One of the cool aspects about your post is that it goads us to think. Thinking about someone who dislikes you moves you out of a reactive, attacking or judging state into simply observing someone who shares their preferences. If they do not prefer you, it is their perception, and of self, since we are all one with each other. Everyone is a mirror.

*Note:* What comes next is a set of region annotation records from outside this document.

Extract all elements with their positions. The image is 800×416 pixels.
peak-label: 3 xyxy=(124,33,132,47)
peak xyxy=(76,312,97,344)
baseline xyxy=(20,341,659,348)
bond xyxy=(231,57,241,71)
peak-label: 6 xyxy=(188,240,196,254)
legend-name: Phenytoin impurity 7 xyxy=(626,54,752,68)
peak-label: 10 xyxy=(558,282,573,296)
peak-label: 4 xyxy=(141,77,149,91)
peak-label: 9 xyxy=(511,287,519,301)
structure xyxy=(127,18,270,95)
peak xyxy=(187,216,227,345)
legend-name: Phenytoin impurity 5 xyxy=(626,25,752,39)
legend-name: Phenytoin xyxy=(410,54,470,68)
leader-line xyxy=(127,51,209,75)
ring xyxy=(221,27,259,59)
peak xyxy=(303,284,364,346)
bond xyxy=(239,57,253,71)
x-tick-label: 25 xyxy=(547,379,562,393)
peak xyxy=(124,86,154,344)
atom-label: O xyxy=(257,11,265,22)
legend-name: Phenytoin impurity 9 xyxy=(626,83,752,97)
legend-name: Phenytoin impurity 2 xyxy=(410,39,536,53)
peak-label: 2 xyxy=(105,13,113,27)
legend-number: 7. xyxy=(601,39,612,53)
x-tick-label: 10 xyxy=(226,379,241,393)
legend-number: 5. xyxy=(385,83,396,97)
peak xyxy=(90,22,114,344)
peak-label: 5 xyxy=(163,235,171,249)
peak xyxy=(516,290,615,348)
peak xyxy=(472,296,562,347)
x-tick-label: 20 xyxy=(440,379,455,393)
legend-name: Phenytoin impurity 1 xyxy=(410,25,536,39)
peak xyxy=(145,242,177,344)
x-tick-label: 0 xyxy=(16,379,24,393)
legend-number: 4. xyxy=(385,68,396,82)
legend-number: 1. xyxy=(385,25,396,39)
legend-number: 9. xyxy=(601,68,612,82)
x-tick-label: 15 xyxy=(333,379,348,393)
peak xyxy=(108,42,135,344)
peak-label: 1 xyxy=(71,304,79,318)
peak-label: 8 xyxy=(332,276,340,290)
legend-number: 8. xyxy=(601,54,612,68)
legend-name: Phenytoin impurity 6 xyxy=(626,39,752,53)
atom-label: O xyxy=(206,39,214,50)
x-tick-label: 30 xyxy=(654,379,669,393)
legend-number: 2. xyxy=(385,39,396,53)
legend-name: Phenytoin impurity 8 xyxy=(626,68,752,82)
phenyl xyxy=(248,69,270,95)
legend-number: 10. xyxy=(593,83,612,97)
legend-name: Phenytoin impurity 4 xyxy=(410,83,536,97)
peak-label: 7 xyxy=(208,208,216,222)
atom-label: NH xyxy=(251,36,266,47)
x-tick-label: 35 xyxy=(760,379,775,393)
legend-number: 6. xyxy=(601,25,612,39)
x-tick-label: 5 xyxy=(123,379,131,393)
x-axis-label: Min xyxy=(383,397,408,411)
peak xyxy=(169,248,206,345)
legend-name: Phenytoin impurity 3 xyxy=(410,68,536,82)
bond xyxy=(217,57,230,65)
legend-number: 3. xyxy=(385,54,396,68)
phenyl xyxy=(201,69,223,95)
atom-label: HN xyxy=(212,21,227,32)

Jordanne || Ofaglasgowgirl

What an interesting post! I feel we all reach a point where we realise this. It wasn’t until I was in my late 20s I gave up trying to understand why some people disliked me but now it’s water off a ducks back and I focus my time and energy on what I can control. Plus, what other people think of me is none of my business.

Ron
Ron
1 year ago

A great article this is, I love reading unorthodox thoughts like this Alderian psychology (which I had never come across btw). I stopped caring whether others like me or not but was there once, it was a process.

JamieAdStories
1 year ago

I enjoyed this post and believe that you have to take the rough with the smooth. You can never be liked by everyone so just embrace it.

Vanessa
1 year ago

This is a great post and topic. Adlerian psychology is a bit unconventional sometimes. I used to be a big people pleaser. Learning how to kindly disengage coupled with the courage of being disliked has been a great journey so far. I think we really do find greater freedom. Thank you for sharing.

Raising Harry
1 year ago

This is such a useful post

Mummy Conquering Anxiety

The points in this post really resonated with me. I used to really care of someone didn’t like me. Also the evolutionary angle means it’s an automatic process and not a conscious decision to react. Interesting!

lucymarytaylor
1 year ago

This is such an interesting read, I never really thought to ask myself these questions as to why a person may dislike me. I’ve always been someone to just take it on the chin if I know that someone doesn’t like me! But I will definitely ask myself these questions next time the situation arises x

Lucy | http://www.lucymary.co.uk

Molly | Transatlantic Notes

These questions to ask ourselves are useful if we really need to examine someone else’s dislike of us (I would say mainly if we have actually done something that warrants that dislike). If I haven’t done anything and it’s someone who has just reacted to me negatively I don’t give it much thought or energy (generally). I think I’d ask myself these questions if a resolution was required so this was interesting to read through!